October 10, 2011

Langzhong

On Oct. 2 we boarded a bus for a 2 ½ hour trip to Langzhong. In existence for more than two millennia, the small city has a picturesque, preserved/restored old quarter that attracts many visitors. The city is deemed to have an ideal feng shui location, nestled inside a meander of the Jialing River and with mountains and propitious stone formations surrounding it at four compass points. We had a nice meal before checking into our overnight lodging, an old wharf building. We joined the throngs of other visitors strolling about in a light rain to climb various towers, visit a museum devoted to feng shui and visit one of China’s two remaining imperial examination halls. For centuries the imperial examination system was a necessary route to a position in the civil bureaucracy of China. Students who scored top marks could advance to high levels of government service. Two of our students dressed in garb similar to what students would have worn in the Qing Dynasty (1644-1911) and participated in a playful, perhaps not entirely accurate, recreation of a ceremony marking the end of the examination. In 2008, when the SST group visited Langzhong, they had been filmed for a national TV segment on foreign tourists enjoying China during national holiday week. This year we had two film crews following us: one from the local television station, and also a student film crew from China West Normal University.

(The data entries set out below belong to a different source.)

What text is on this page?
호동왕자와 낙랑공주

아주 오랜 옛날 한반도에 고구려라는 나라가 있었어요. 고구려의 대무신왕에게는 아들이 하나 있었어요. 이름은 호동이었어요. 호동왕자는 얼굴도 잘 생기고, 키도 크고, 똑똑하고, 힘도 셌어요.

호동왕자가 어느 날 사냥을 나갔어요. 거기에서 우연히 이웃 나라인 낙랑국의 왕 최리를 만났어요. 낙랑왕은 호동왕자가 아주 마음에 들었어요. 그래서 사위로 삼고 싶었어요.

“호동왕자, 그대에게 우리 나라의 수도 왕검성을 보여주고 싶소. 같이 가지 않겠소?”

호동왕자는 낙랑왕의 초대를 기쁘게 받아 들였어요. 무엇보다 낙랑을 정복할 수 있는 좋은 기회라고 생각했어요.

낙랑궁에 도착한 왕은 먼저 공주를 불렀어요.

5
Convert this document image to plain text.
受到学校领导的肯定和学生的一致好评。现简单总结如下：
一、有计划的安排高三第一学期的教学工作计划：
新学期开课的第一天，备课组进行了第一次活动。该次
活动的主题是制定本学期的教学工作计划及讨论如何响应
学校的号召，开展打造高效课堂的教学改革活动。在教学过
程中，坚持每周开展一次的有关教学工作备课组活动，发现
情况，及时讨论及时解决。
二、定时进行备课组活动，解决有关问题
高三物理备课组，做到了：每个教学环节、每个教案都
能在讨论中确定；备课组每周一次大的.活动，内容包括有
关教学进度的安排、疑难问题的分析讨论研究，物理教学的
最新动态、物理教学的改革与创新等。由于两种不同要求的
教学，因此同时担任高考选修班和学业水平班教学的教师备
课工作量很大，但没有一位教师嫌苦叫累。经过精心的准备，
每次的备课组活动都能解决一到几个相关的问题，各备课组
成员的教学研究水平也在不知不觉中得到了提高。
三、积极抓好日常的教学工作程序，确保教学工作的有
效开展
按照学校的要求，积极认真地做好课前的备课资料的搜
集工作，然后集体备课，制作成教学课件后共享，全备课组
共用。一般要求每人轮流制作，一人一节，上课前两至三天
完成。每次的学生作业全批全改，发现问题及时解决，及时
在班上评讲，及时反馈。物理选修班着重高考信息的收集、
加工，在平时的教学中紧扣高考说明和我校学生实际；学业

We rounded out our first afternoon by visiting a short concert with traditional Chinese instruments and then sought our own light suppers near our hotel. After supper, we took in a Sichuan shadow-puppet show and even got to experiment with operating the puppets ourselves. Before returning to our cedar-walled hotel rooms, some of us sought out another traditional Langzhong activity: a vinegar foot bath and massage.
On Monday morning, we headed out to several more sights. Continuing our Three Kingdoms saga from a little over a week ago, we visited the temple and mausoleum of Zhang Fei (d.221 AD), noted as a wise official and successful warrior. We also visited a Sufi Muslim shrine in town with the dome shaped tomb of one early Muslim leader, now surrounded by many other Sufi style graves. After lunch and a final stroll through the old quarter we returned to Nanchong.